Your next question will come from Daniel Brims with Lake Street.

Just curious what you saw or didn't see in the 8 mg dose that you decided not to push that forward?

Sure. Mollie, do you want to take that?

Yes, sure. Obviously, every protocol has its defined toxicity limits. And while we didn't see any drug-drug interaction between the 2 molecules, as we got into the higher doses, we did start to see some overlap of the neutropenia. And that was simply -- we reached a level that we didn't think the benefit outweighed the risk enough to keep pushing it forward. But overall, it wasn't any different safety profile. It was just we felt that 3 and 5 were the more tolerable options and still efficacious.

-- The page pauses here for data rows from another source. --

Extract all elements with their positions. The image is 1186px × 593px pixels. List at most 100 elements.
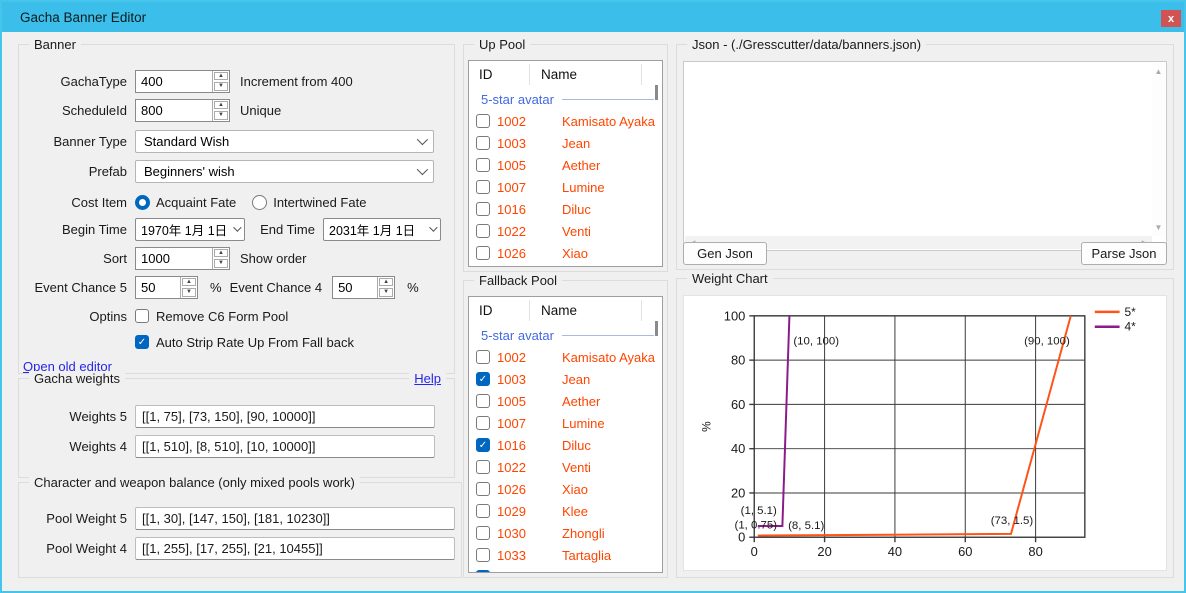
parse-json-button[interactable]: Parse Json: [1081, 242, 1167, 265]
scroll-down-icon[interactable]: ▼: [1152, 223, 1165, 232]
row-checkbox[interactable]: [476, 180, 490, 194]
pool-row[interactable]: ✓1035Qiqi: [469, 566, 662, 573]
up-pool-list[interactable]: ID Name 5-star avatar1002Kamisato Ayaka1…: [468, 60, 663, 267]
weights5-input[interactable]: [[1, 75], [73, 150], [90, 10000]]: [135, 405, 435, 428]
row-checkbox[interactable]: ✓: [476, 372, 490, 386]
auto-strip-checkbox[interactable]: ✓: [135, 335, 149, 349]
row-checkbox[interactable]: [476, 416, 490, 430]
spin-down-icon[interactable]: ▼: [379, 288, 393, 297]
row-checkbox[interactable]: [476, 504, 490, 518]
balance-group: Character and weapon balance (only mixed…: [18, 482, 462, 578]
scrollbar-thumb[interactable]: [655, 321, 658, 336]
pool-row[interactable]: 1007Lumine: [469, 412, 662, 434]
pool-row[interactable]: 1002Kamisato Ayaka: [469, 110, 662, 132]
pool-row[interactable]: 1026 Xiao: [469, 478, 662, 500]
row-checkbox[interactable]: ✓: [476, 438, 490, 452]
pool-row[interactable]: 1005Aether: [469, 154, 662, 176]
gachatype-input[interactable]: 400 ▲▼: [135, 70, 230, 93]
weight-chart-title: Weight Chart: [687, 271, 773, 286]
gachatype-value[interactable]: 400: [136, 71, 212, 92]
row-checkbox[interactable]: [476, 136, 490, 150]
banner-type-select[interactable]: Standard Wish: [135, 130, 434, 153]
pool-row[interactable]: 1026Xiao: [469, 242, 662, 264]
event-chance-5-value[interactable]: 50: [136, 277, 180, 298]
pool-row[interactable]: ✓1003Jean: [469, 368, 662, 390]
event-chance-4-input[interactable]: 50 ▲▼: [332, 276, 395, 299]
json-textarea[interactable]: ▲ ▼ ◄ ►: [683, 61, 1167, 251]
weights4-value: [[1, 510], [8, 510], [10, 10000]]: [142, 439, 315, 454]
gen-json-button[interactable]: Gen Json: [683, 242, 767, 265]
row-checkbox[interactable]: [476, 202, 490, 216]
sort-value[interactable]: 1000: [136, 248, 212, 269]
pool-row[interactable]: ✓1016Diluc: [469, 434, 662, 456]
main-content: Banner GachaType 400 ▲▼ Increment from 4…: [2, 32, 1184, 591]
row-checkbox[interactable]: [476, 246, 490, 260]
row-checkbox[interactable]: [476, 158, 490, 172]
pool-row[interactable]: 1029Klee: [469, 500, 662, 522]
row-checkbox[interactable]: [476, 114, 490, 128]
scheduleid-spinner[interactable]: ▲▼: [212, 100, 229, 121]
prefab-select[interactable]: Beginners' wish: [135, 160, 434, 183]
acquaint-fate-radio[interactable]: [135, 195, 150, 210]
pool-row[interactable]: 1022Venti: [469, 456, 662, 478]
pool-row[interactable]: 1030Zhongli: [469, 522, 662, 544]
pool-row[interactable]: 1016Diluc: [469, 198, 662, 220]
scheduleid-value[interactable]: 800: [136, 100, 212, 121]
close-button[interactable]: x: [1161, 10, 1181, 27]
spin-down-icon[interactable]: ▼: [182, 288, 196, 297]
weights4-input[interactable]: [[1, 510], [8, 510], [10, 10000]]: [135, 435, 435, 458]
spin-up-icon[interactable]: ▲: [182, 278, 196, 287]
fallback-pool-list[interactable]: ID Name 5-star avatar1002Kamisato Ayaka✓…: [468, 296, 663, 573]
row-checkbox[interactable]: [476, 350, 490, 364]
row-checkbox[interactable]: [476, 482, 490, 496]
end-time-picker[interactable]: 2031年 1月 1日: [323, 218, 441, 241]
row-name: Xiao: [562, 482, 588, 497]
row-checkbox[interactable]: ✓: [476, 570, 490, 573]
pool-weight5-input[interactable]: [[1, 30], [147, 150], [181, 10230]]: [135, 507, 455, 530]
spin-down-icon[interactable]: ▼: [214, 259, 228, 268]
row-checkbox[interactable]: [476, 548, 490, 562]
sort-hint: Show order: [240, 251, 306, 266]
row-id: 1026: [497, 482, 543, 497]
event-chance-5-spinner[interactable]: ▲▼: [180, 277, 197, 298]
spin-up-icon[interactable]: ▲: [214, 249, 228, 258]
scrollbar-thumb[interactable]: [655, 85, 658, 100]
svg-text:100: 100: [724, 308, 746, 323]
gachatype-spinner[interactable]: ▲▼: [212, 71, 229, 92]
scroll-up-icon[interactable]: ▲: [1152, 67, 1165, 76]
intertwined-fate-radio[interactable]: [252, 195, 267, 210]
name-column-header: Name: [529, 303, 577, 318]
vertical-scrollbar[interactable]: ▲ ▼: [1152, 63, 1165, 236]
pool-row[interactable]: 1002Kamisato Ayaka: [469, 346, 662, 368]
spin-down-icon[interactable]: ▼: [214, 82, 228, 91]
remove-c6-checkbox[interactable]: [135, 309, 149, 323]
row-name: Kamisato Ayaka: [562, 114, 655, 129]
row-checkbox[interactable]: [476, 526, 490, 540]
begin-time-picker[interactable]: 1970年 1月 1日: [135, 218, 245, 241]
spin-down-icon[interactable]: ▼: [214, 111, 228, 120]
begin-time-label: Begin Time: [27, 222, 127, 237]
help-link[interactable]: Help: [409, 371, 446, 386]
pool-row[interactable]: 1005Aether: [469, 390, 662, 412]
category-label: 5-star avatar: [481, 328, 554, 343]
scheduleid-input[interactable]: 800 ▲▼: [135, 99, 230, 122]
event-chance-4-spinner[interactable]: ▲▼: [377, 277, 394, 298]
sort-spinner[interactable]: ▲▼: [212, 248, 229, 269]
pool-row[interactable]: 1022Venti: [469, 220, 662, 242]
weight-chart: 020406080100020406080%(10, 100)(90, 100)…: [683, 295, 1167, 571]
event-chance-5-input[interactable]: 50 ▲▼: [135, 276, 198, 299]
spin-up-icon[interactable]: ▲: [379, 278, 393, 287]
pool-row[interactable]: 1007Lumine: [469, 176, 662, 198]
pool-weight4-input[interactable]: [[1, 255], [17, 255], [21, 10455]]: [135, 537, 455, 560]
row-checkbox[interactable]: [476, 460, 490, 474]
title-bar[interactable]: Gacha Banner Editor: [2, 2, 1184, 32]
row-checkbox[interactable]: [476, 224, 490, 238]
pool-row[interactable]: 1003Jean: [469, 132, 662, 154]
pool-row[interactable]: 1033Tartaglia: [469, 544, 662, 566]
event-chance-4-value[interactable]: 50: [333, 277, 377, 298]
svg-text:40: 40: [888, 544, 902, 559]
sort-input[interactable]: 1000 ▲▼: [135, 247, 230, 270]
row-checkbox[interactable]: [476, 394, 490, 408]
spin-up-icon[interactable]: ▲: [214, 72, 228, 81]
spin-up-icon[interactable]: ▲: [214, 101, 228, 110]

And Dan, as a reminder to everyone, you don't mitigate toxicities in a Phase Ia dose escalation, you're -- the whole goal is actually to understand the tolerability profile. So as Dr. Hong indicated, I mean, many of these are clinical values, and they can be mitigated as we go forward. But for the dose escalation, that wasn't possible. And as Mollie said, it didn't -- the benefit risk didn't justify going forward at 8. But either 3 or 5, as you can see, are very active. It is going to be -- the only one tolerability or toxicity that I think we have to watch for is neutropenia. We've now been able to combine FTIs with cabozantinib, with alpelisib, previously, J&J combined with both chemo and a couple of targeted therapies. There's a very broad combinability. You do have to watch for neutropenia.

There are no more questions at this time. I'd now like to turn the call over to Troy Wilson for closing remarks.

Yes. Thank you, Megan, and thanks, everyone, for joining the call today. We're at a really exciting inflection point with this darlifarnib program. Apologies that we couldn't [indiscernible] Dr. Hong for longer. He had patient obligations, which obviously have to take priority. You can hear from his comments the enthusiasm around both the daraxonrasib combination and other combinations. He's been a tireless advocate for this program. So it sounds like a number of you have relations with them and would invite you to engage with them as you will. We will come back to you in about a week with another update back on our ziftomenib program and the frontline AML results out of EHA. That will be one to pay attention to. Those results, I think, are very encouraging for the potential for ziftomenib to drive clinical benefit in a frontline setting. And Molly will walk you through what that data means for the ongoing intensive chemotherapy arm in the COMET-017 study. So we look forward to talking to you again then. If anyone has additional questions, you can reach out to me or Greg, and we're happy to get back to you. We appreciate your time. We appreciate your interest. And with that, we'll conclude the call. Thanks, everyone.